Botswana reopens after exam uproar shutdown

January 3, 2003

Botswana's only university will reopen on January 6 after disruption to examinations by unruly students forced it to close early for the holidays.

Most students were given only a few hours' notice that they had to leave, but graduate students were allowed to stay until the scheduled closure for the Christmas holidays.

The administration blamed the students, saying "chaos reigned". But students and staff claimed the examination timetable was fundamentally flawed. Among the problems were 99 students scheduled to take an examination in a lavatory, duplicated times, midnight schedules and 900 students expected to take an exam in a room that holds a maximum of 350.

The university's problems began with the across-the-board introduction of semesterisation last August. Although it had been planned for a number of years, a phased or year-by-year implementation was rejected.

Students sought a court ruling to postpone the exams, but the high court ordered that they should proceed and issued detailed instructions on how timetable flaws should be overcome.

The high court also ordered students to end a boycott, but lecturers said they would not grade exams if students took them.

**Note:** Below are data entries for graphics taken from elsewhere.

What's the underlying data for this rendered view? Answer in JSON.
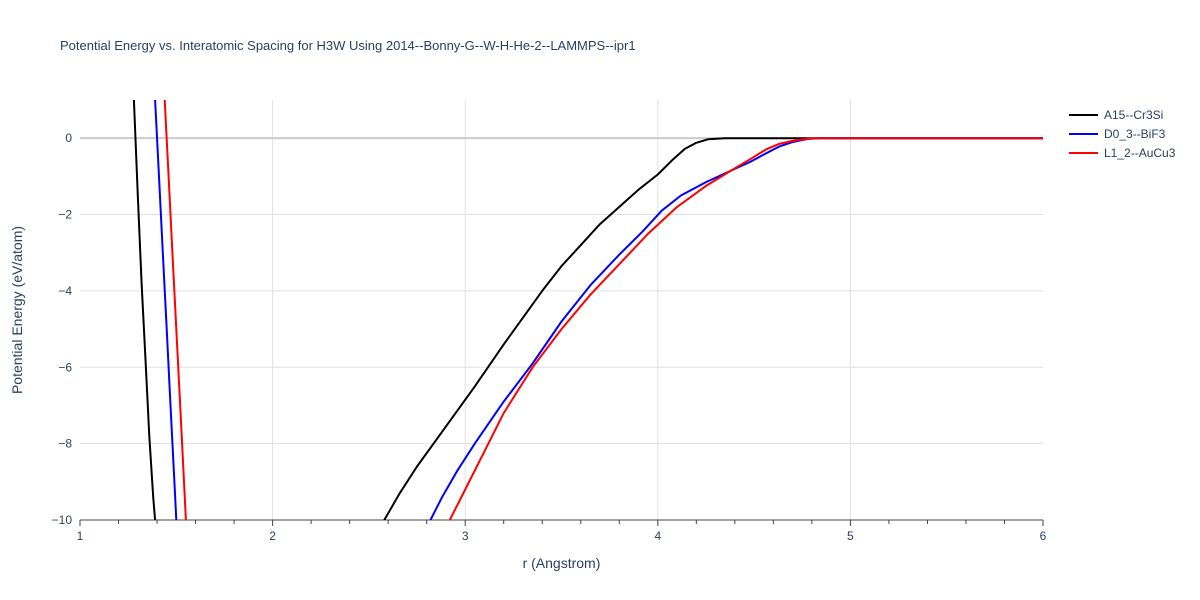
{
  "chart_data": {
    "type": "line",
    "title": "Potential Energy vs. Interatomic Spacing for H3W Using 2014--Bonny-G--W-H-He-2--LAMMPS--ipr1",
    "xlabel": "r (Angstrom)",
    "ylabel": "Potential Energy (eV/atom)",
    "xlim": [
      1,
      6
    ],
    "ylim": [
      -10,
      1
    ],
    "x_ticks": [
      1,
      2,
      3,
      4,
      5,
      6
    ],
    "y_ticks": [
      0,
      -2,
      -4,
      -6,
      -8,
      -10
    ],
    "x_tick_labels": [
      "1",
      "2",
      "3",
      "4",
      "5",
      "6"
    ],
    "y_tick_labels": [
      "0",
      "−2",
      "−4",
      "−6",
      "−8",
      "−10"
    ],
    "grid": true,
    "legend_position": "top-right",
    "series": [
      {
        "name": "A15--Cr3Si",
        "color": "#000000",
        "segments": [
          [
            [
              1.28,
              1.0
            ],
            [
              1.3,
              -1.5
            ],
            [
              1.32,
              -3.8
            ],
            [
              1.34,
              -5.8
            ],
            [
              1.36,
              -7.8
            ],
            [
              1.38,
              -9.4
            ],
            [
              1.39,
              -10.0
            ]
          ],
          [
            [
              2.58,
              -10.0
            ],
            [
              2.66,
              -9.3
            ],
            [
              2.75,
              -8.6
            ],
            [
              2.85,
              -7.9
            ],
            [
              2.95,
              -7.2
            ],
            [
              3.05,
              -6.5
            ],
            [
              3.2,
              -5.4
            ],
            [
              3.4,
              -4.0
            ],
            [
              3.5,
              -3.35
            ],
            [
              3.6,
              -2.8
            ],
            [
              3.7,
              -2.25
            ],
            [
              3.8,
              -1.8
            ],
            [
              3.9,
              -1.35
            ],
            [
              4.0,
              -0.95
            ],
            [
              4.08,
              -0.55
            ],
            [
              4.14,
              -0.28
            ],
            [
              4.2,
              -0.12
            ],
            [
              4.26,
              -0.03
            ],
            [
              4.35,
              0.0
            ],
            [
              6.0,
              0.0
            ]
          ]
        ]
      },
      {
        "name": "D0_3--BiF3",
        "color": "#0000ff",
        "segments": [
          [
            [
              1.39,
              1.0
            ],
            [
              1.41,
              -1.0
            ],
            [
              1.43,
              -3.0
            ],
            [
              1.45,
              -5.0
            ],
            [
              1.47,
              -7.0
            ],
            [
              1.49,
              -9.0
            ],
            [
              1.5,
              -10.0
            ]
          ],
          [
            [
              2.82,
              -10.0
            ],
            [
              2.88,
              -9.4
            ],
            [
              2.96,
              -8.7
            ],
            [
              3.05,
              -8.0
            ],
            [
              3.2,
              -6.9
            ],
            [
              3.35,
              -5.9
            ],
            [
              3.5,
              -4.8
            ],
            [
              3.65,
              -3.85
            ],
            [
              3.8,
              -3.05
            ],
            [
              3.92,
              -2.45
            ],
            [
              4.02,
              -1.9
            ],
            [
              4.12,
              -1.5
            ],
            [
              4.25,
              -1.15
            ],
            [
              4.38,
              -0.85
            ],
            [
              4.48,
              -0.62
            ],
            [
              4.56,
              -0.4
            ],
            [
              4.63,
              -0.22
            ],
            [
              4.7,
              -0.1
            ],
            [
              4.78,
              -0.02
            ],
            [
              4.85,
              0.0
            ],
            [
              6.0,
              0.0
            ]
          ]
        ]
      },
      {
        "name": "L1_2--AuCu3",
        "color": "#ff0000",
        "segments": [
          [
            [
              1.44,
              1.0
            ],
            [
              1.46,
              -1.0
            ],
            [
              1.48,
              -3.0
            ],
            [
              1.5,
              -5.0
            ],
            [
              1.52,
              -7.0
            ],
            [
              1.54,
              -9.0
            ],
            [
              1.55,
              -10.0
            ]
          ],
          [
            [
              2.92,
              -10.0
            ],
            [
              3.0,
              -9.2
            ],
            [
              3.1,
              -8.2
            ],
            [
              3.2,
              -7.2
            ],
            [
              3.35,
              -6.0
            ],
            [
              3.5,
              -5.0
            ],
            [
              3.65,
              -4.1
            ],
            [
              3.8,
              -3.3
            ],
            [
              3.95,
              -2.5
            ],
            [
              4.1,
              -1.8
            ],
            [
              4.25,
              -1.25
            ],
            [
              4.38,
              -0.85
            ],
            [
              4.48,
              -0.55
            ],
            [
              4.56,
              -0.3
            ],
            [
              4.63,
              -0.15
            ],
            [
              4.7,
              -0.07
            ],
            [
              4.78,
              -0.01
            ],
            [
              4.85,
              0.0
            ],
            [
              6.0,
              0.0
            ]
          ]
        ]
      }
    ]
  }
}
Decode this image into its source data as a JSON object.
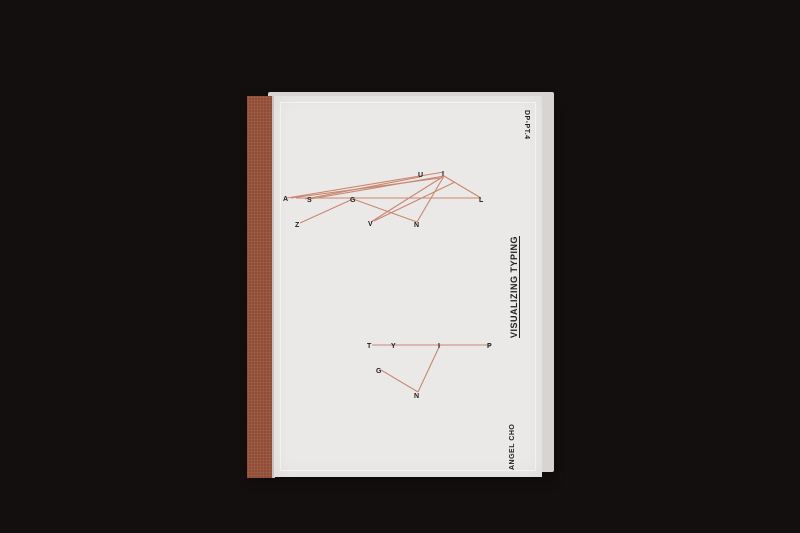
{
  "notebook": {
    "code": "DP-PT.4",
    "title": "VISUALIZING TYPING",
    "author": "ANGEL CHO",
    "thread_color": "#c98670",
    "spine_color": "#8c4b36",
    "background_color": "#140f0f"
  },
  "word_one": {
    "letters": [
      "A",
      "S",
      "G",
      "U",
      "I",
      "L",
      "Z",
      "V",
      "N"
    ]
  },
  "word_two": {
    "letters": [
      "T",
      "Y",
      "I",
      "P",
      "G",
      "N"
    ]
  }
}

The students could have been found in contempt for disrupting the examinations after a court had ordered them to sit them, but the university avoided an escalating confrontation by suspending the exams and closing the university.

University lawyer Parks Tafa labelled the students prima donnas and spoilt brats. The university said it would identify the culprits who had chased students out of exam rooms but it has so far failed to do so.

It intends to hold exams in early January and to reschedule the second semester.